Pesquisa diz que Binance e Huobi receberam mais de 52% de US$ 2,8 bilhões em BTC movimentados de forma ilegal em 2019

As exchanges Binance e Huobi, juntas, receberam mais de 52% do total de transferências ilícitas de Bitcoin (BTC) avaliadas em um montante de US $ 2,8 bilhões em 2019, de acordo com um novo relatório.

Descobertas da Chainalysis

Ao longo de 2019, entidades criminosas transferiram um total de US$ 2,8 bilhões em Bitcoin para exchanges de criptomoedas, de acordo com um estudo de 15 de janeiro da Chainalysis.

De acordo com a empresa de Nova York Binance e Huobi, duas das maiores exchanges de criptomoedas do mundo até o momento, receberam 27,6% e 24,7% do total de transferências de criminosos em 2019. As duas principais plataformas de negociação de criptomoedas são supostamente responsáveis por hospedagem mais da metade de todo Bitcoin ilícito em 2019, enquanto todas as outras exchanges receberam 47,8%.

Cryptocurrency exchanges receiving illicit Bitcoin in 2019

Exchanges de criptomoedas que recebem Bitcoin ilícito em 2019. Fonte: Chainalysis

810 de 300.000 contas de criminosos movimentaram 75% de todas as transações ilícitas de BTC

Segundo o estudo, Binance e Huobi receberam Bitcoin ilícito de 300.000 contas individuais associadas a atividades criminosas em 2019. Além disso, menos de 1% dessas contas foram responsáveis por receber a maior parte do Bitcoin ilícito. De acordo com a Chainalysis, apenas 810 contas receberam 75% do Bitcoin ilícito em Binance e Huobi em 2019.

Corretores OTC provavelmente serão a principal fonte de transferências ilícitas de Bitcoin

Os analistas da Chainanalyis sugeriram que muitas dessas grandes contas ilícitas provavelmente representam corretores de balcão (OTC). Como o comércio de balcão prevê negócios que acontecem diretamente entre dois traders e sem a supervisão de exchanges, alguns corretores de balcão podem se especializar no fornecimento de serviços de lavagem de dinheiro a criminosos, disse Chainalysis.

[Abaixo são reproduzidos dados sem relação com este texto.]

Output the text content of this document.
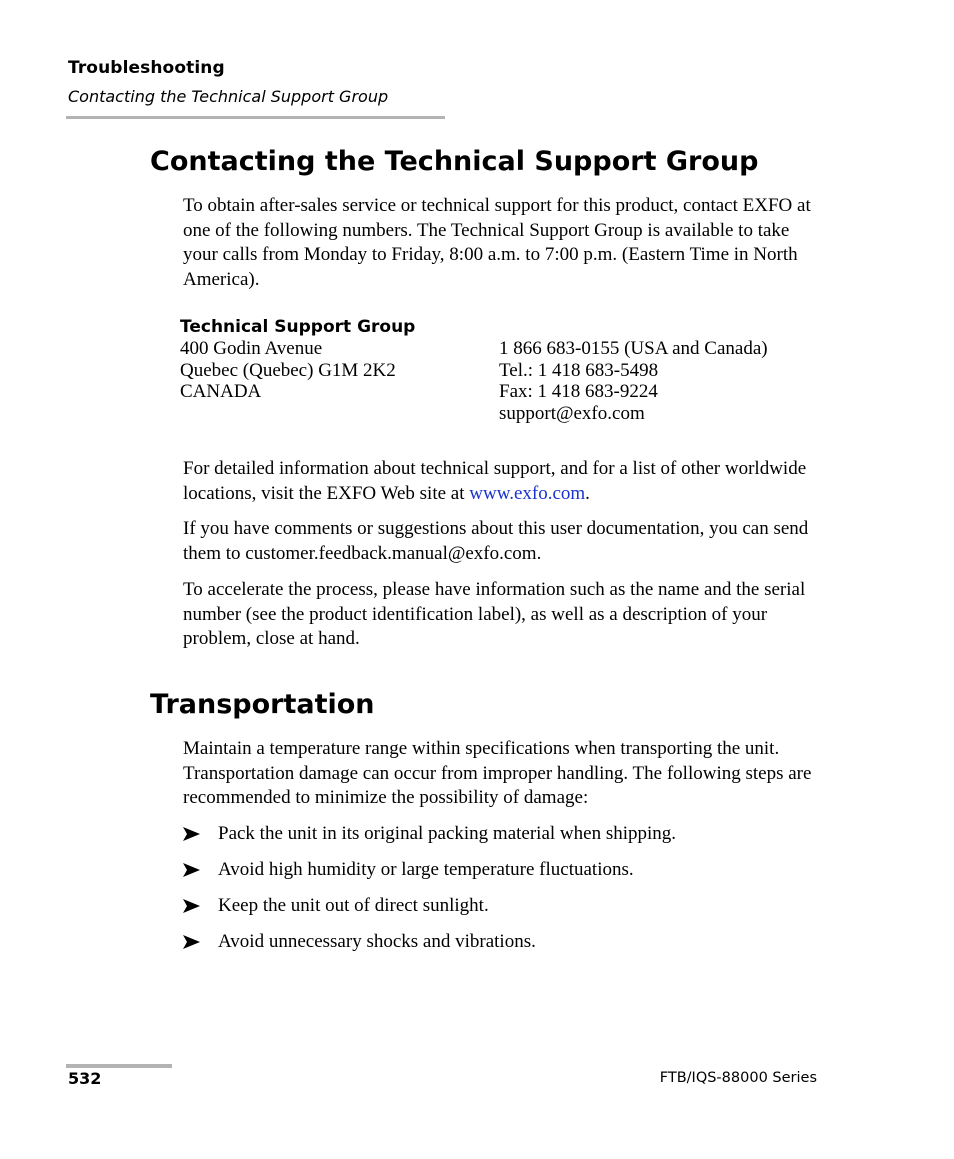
Troubleshooting
Contacting the Technical Support Group
Contacting the Technical Support Group

To obtain after-sales service or technical support for this product, contact EXFO at one of the following numbers. The Technical Support Group is available to take your calls from Monday to Friday, 8:00 a.m. to 7:00 p.m. (Eastern Time in North America).

Technical Support Group
400 Godin Avenue
Quebec (Quebec) G1M 2K2
CANADA
1 866 683-0155 (USA and Canada)
Tel.: 1 418 683-5498
Fax: 1 418 683-9224
support@exfo.com

For detailed information about technical support, and for a list of other worldwide locations, visit the EXFO Web site at www.exfo.com.

If you have comments or suggestions about this user documentation, you can send them to customer.feedback.manual@exfo.com.

To accelerate the process, please have information such as the name and the serial number (see the product identification label), as well as a description of your problem, close at hand.

Transportation

Maintain a temperature range within specifications when transporting the unit. Transportation damage can occur from improper handling. The following steps are recommended to minimize the possibility of damage:

Pack the unit in its original packing material when shipping.
Avoid high humidity or large temperature fluctuations.
Keep the unit out of direct sunlight.
Avoid unnecessary shocks and vibrations.
532	FTB/IQS-88000 Series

A empresa observou ainda que os corretores de balcão geralmente têm padrões mais fracos do Know Your Customer (KYC) do que outras exchanges, o que é atraente para os criminosos:

“O problema, porém, é que, enquanto a maioria dos corretores de balcão opera um negócio legítimo, alguns deles se especializam em fornecer serviços de lavagem de dinheiro a criminosos. Os corretores de balcão geralmente têm requisitos KYC muito mais baixos do que as exchanges em que operam. Muitos deles tiram proveito dessa negligência e ajudam os criminosos a lavarem e sacar fundos, geralmente primeiro trocando Bitcoin e outras criptomoedas pelo Tether como uma moeda intermediária estável antes de, presumivelmente, sacar dinheiro em moeda estrangeira. ”

Dos 100 principais corretores de balcão que supostamente fornecem serviços de lavagem de dinheiro, identificados manualmente pelo Chainalysis, até 70 estão no grupo de contas Huobi que recebem Bitcoin de fontes ilícitas. Apelidada de "Rogue 100", a lista de corretores OTC inclui "comerciantes extremamente ativos que têm um enorme impacto no ecossistema de criptomoedas.

De acordo com Chainalysis, o Rogue 100 recebeu quantidades gradualmente crescentes de criptografia a cada mês desde o final de 2017, mas sua atividade disparou em 2019. Especificamente, esses comerciantes receberam mais de US $ 3 bilhões em Bitcoin em 2019, enquanto um número substancial deles estava envolvido no suposto esquema Ponzi chinês de US $ 3 bilhões PlusToken. Os comerciantes da lista supostamente representam até 1% de toda a atividade Bitcoin por mês.

Resposta das exchanges

Falando à Chainalysis, o diretor de conformidade da Binance, Samuel Lim, disse que a exchanhe de criptomoedas está comprometida em combater crimes financeiros com criptomoedas. Lim observou que a Binance está em conformidade com as regras e os requisitos KYC de todas as jurisdições em que operam. O executivo acrescentou que a exchange continuará a expandir suas próprias tecnologias para combater a lavagem de dinheiro e outras atividades ilícitas facilitadas por meio de criptografia:

"Continuaremos aprimorando nossa tecnologia proprietária KYC e AML, bem como as ferramentas e parceiros de terceiros com quem trabalhamos, para fortalecer ainda mais nossos padrões de conformidade".

O Cointelegraph entrou em contato com a central de Huobi para comentar as notícias, mas ainda não recebeu uma resposta até o momento. Este artigo será atualizado se novos comentários aparecerem.